Pero la vida desea que aprendamos a fluir. Que confiemos
en ella y le dejemos hacer. Ella nos trae -queramos o no- lo que
considera que debemos vivir y seguramente nuestra libertad no sea más que
elegir aceptarlo o no. El qué. Porque el cuándo y el cómo nos lo trae ella, sin
preguntarnos. Podemos negarlo a aceptarlo en un momento dado, pero esa
experiencia volverá tantas veces como sea necesario, hasta que la hayamos
vivido y hayamos aprendido la lección que trae consigo cualquier experiencia
vital. Y para eso nos pide que confiemos en la vida y nos dejemos llevar. Pero
hay que ser valientes para ello, sobre todo tener el valor de abandonar nuestro
absurdo patrón humano de intentar controlar nuestra vida o, en el peor de los
casos, evitar todo aquello que nos produce dolor o simplemente incomodidad,
porque no estaba en nuestro guión…
Eso es fluír. Dejar que pasen las cosas mientras estamos bien atentos a
nuestra vida y vivirlas, tal como vienen. Y cuando lo haces, las
cosas empiezan a suceder, una tras otra, en un minucioso plan que parece
trazado de antemano. Y así, aparecen señales, momentos y personas, que van
marcando los acontecimientos importantes de nuestra vida, más allá de los
meramente urgentes que nos distraen cada día, en nuestro mundo un tanto caótico.
Y, si los observas bien, ves que no son simples casualidades, sino causalidades,
porque cada cosa tiene su propio sentido y causa algún cambio o mejora en
nuestra vida. Y llegas a la conclusión de que, ni queriéndolo organizar así, el
ser humano sería incapaz de organizar la vida como lo hace ella misma, aunque
esto requiera de nosotros confianza, paciencia y humildad…

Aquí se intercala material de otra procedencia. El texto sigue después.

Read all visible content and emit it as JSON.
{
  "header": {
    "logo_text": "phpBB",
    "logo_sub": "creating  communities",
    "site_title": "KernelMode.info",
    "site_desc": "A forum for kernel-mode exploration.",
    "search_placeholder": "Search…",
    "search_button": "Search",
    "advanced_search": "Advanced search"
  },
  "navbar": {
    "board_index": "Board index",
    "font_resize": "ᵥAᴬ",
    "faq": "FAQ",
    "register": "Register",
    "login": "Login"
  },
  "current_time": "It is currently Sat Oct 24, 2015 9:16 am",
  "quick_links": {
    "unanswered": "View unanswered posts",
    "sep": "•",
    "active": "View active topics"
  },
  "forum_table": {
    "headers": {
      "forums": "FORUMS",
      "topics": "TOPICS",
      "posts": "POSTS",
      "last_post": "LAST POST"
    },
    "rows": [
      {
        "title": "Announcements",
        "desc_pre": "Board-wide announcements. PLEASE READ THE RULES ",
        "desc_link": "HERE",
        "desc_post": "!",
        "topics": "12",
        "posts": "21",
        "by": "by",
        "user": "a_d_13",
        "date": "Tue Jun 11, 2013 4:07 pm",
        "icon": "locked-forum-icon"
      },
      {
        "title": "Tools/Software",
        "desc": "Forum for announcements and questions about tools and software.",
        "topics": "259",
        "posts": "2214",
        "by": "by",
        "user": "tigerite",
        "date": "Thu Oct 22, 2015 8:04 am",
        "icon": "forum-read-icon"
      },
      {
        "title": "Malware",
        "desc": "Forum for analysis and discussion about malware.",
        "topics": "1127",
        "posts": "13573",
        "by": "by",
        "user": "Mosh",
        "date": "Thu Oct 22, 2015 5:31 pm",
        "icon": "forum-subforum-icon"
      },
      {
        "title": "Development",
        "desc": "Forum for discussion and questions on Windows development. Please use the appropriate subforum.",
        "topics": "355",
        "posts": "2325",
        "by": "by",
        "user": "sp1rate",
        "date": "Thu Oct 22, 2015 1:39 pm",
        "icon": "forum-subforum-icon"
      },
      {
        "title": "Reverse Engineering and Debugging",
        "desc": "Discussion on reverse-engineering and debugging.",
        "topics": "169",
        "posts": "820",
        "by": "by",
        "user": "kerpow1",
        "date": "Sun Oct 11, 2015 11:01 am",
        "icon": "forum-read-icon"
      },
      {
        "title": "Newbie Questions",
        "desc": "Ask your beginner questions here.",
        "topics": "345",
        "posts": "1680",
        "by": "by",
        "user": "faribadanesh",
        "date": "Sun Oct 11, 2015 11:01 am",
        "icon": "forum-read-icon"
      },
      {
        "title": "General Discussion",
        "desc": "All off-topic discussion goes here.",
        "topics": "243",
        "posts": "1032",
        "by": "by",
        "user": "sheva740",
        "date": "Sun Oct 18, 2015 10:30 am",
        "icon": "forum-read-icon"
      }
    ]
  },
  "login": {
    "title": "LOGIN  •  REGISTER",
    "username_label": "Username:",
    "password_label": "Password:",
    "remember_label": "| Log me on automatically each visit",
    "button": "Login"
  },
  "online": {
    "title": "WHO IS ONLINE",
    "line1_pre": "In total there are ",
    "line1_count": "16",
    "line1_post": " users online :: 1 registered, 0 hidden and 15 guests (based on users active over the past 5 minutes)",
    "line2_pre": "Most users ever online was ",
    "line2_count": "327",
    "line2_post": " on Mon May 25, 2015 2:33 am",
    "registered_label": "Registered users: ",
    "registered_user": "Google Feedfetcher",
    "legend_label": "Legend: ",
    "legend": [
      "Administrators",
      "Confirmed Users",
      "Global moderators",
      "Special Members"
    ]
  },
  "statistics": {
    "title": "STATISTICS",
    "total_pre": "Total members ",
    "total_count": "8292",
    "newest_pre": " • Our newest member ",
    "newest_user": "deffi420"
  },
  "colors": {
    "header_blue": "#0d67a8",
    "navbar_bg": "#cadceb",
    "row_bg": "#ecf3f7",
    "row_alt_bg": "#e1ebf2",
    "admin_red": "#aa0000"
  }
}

Evidentemente es importante saber enfocar nuestra
vida hacia el lugar al que queramos llegar. Y poner todo nuestro esfuerzo por
llegar. Pero luego, hay que dejar que la vida haga el resto y determine la
manera y cuándo llegaremos hasta donde queramos o, mejor, hasta donde decida
ella. A veces no elije un camino recto…o mejor dicho, nosotros mismos y nuestra
decisiones cortoplacistas y limitadas de nuestra mente hacen que el camino sea
siempre tortuoso, lleno de curvas y altibajos. Es esa manía que tenemos de
controlarlo todo e incluso resistirnos a una realidad más que evidente, en
muchos casos. A
más resistencia a aceptar nuestra realidad, más sufrimiento sentiremos en el
camino. Y, lamentablemente, el ser humano es capaz de aguantar
demasiado sufrimiento en su vida…
El
sufrimiento -como el amor- es una opción en la vida, por tanto susceptible de
cambiarse, gracias a la libertad. Resistir el sufrimiento no es una
heroicidad, como muchos creen. El sufrimiento sin sentido es difícil de
soportar, aunque lo interioricemos y le invitemos a formar parte inherente de
nuestra existencia diaria. Pero, ¿la vida no era para ser feliz? ¿No soñamos todos
con la felicidad, aunque pocos la hayamos disfrutado siempre en nuestra vida
hasta llegar hasta aquí? Si aceptas la realidad, una de las primeras cosas que
aprendes es a aceptar que la vida tiene momentos de felicidad y de infelicidad,
ambos son efímeros y llegan a partes iguales. Seguramente calificaremos de
feliz la vida cuando aprendamos a dilatar los momentos felices y a contraer los
infelices. Al fin y al cabo, aunque no podamos elegir unos u otros, ni cuando
llegan, sí podemos modificar su efecto en nuestra vida. Si uno decide libremente ser feliz y amar,
vivirá con más intensidad los momentos de felicidad y de amor, que los de
infelicidad y desamor…
Yo hace ya tiempo que opté por ser feliz, o sea
que solo tuve que aprender a dejar de ser infeliz. Eso fue relativamente
fácil, aunque cuesta deshacerse de un hábito… pero a nadie le amarga un dulce y
sin duda la felicidad es mejor. Supongo que lo segundo que tuve que aprender es
que el mundo
giraba, aunque yo dejara de correr en busca de la serenidad, el amor o la
felicidad. Si corres demasiado, la felicidad no puede alcanzarte.
Y
lo tercero -y ahora estoy en ello- es aprender a confiar en la vida y dejarla fluír,
aunque también es verdad que la vida fluye me guste o no, o sea que solo tuve
que aceptar esa verdad, que hace años me daba miedo. Y así abandoné el miedo. Y
cuando
desaparece el miedo, ya cabe el amor. Y ahora, tras muchos años, es
cuando estoy capacitado para amar y ser amado. ¿Largo viaje, para tan obvio y
simple resultado? Bueno, la vida -y tal vez yo mismo, un poco- lo decidió así…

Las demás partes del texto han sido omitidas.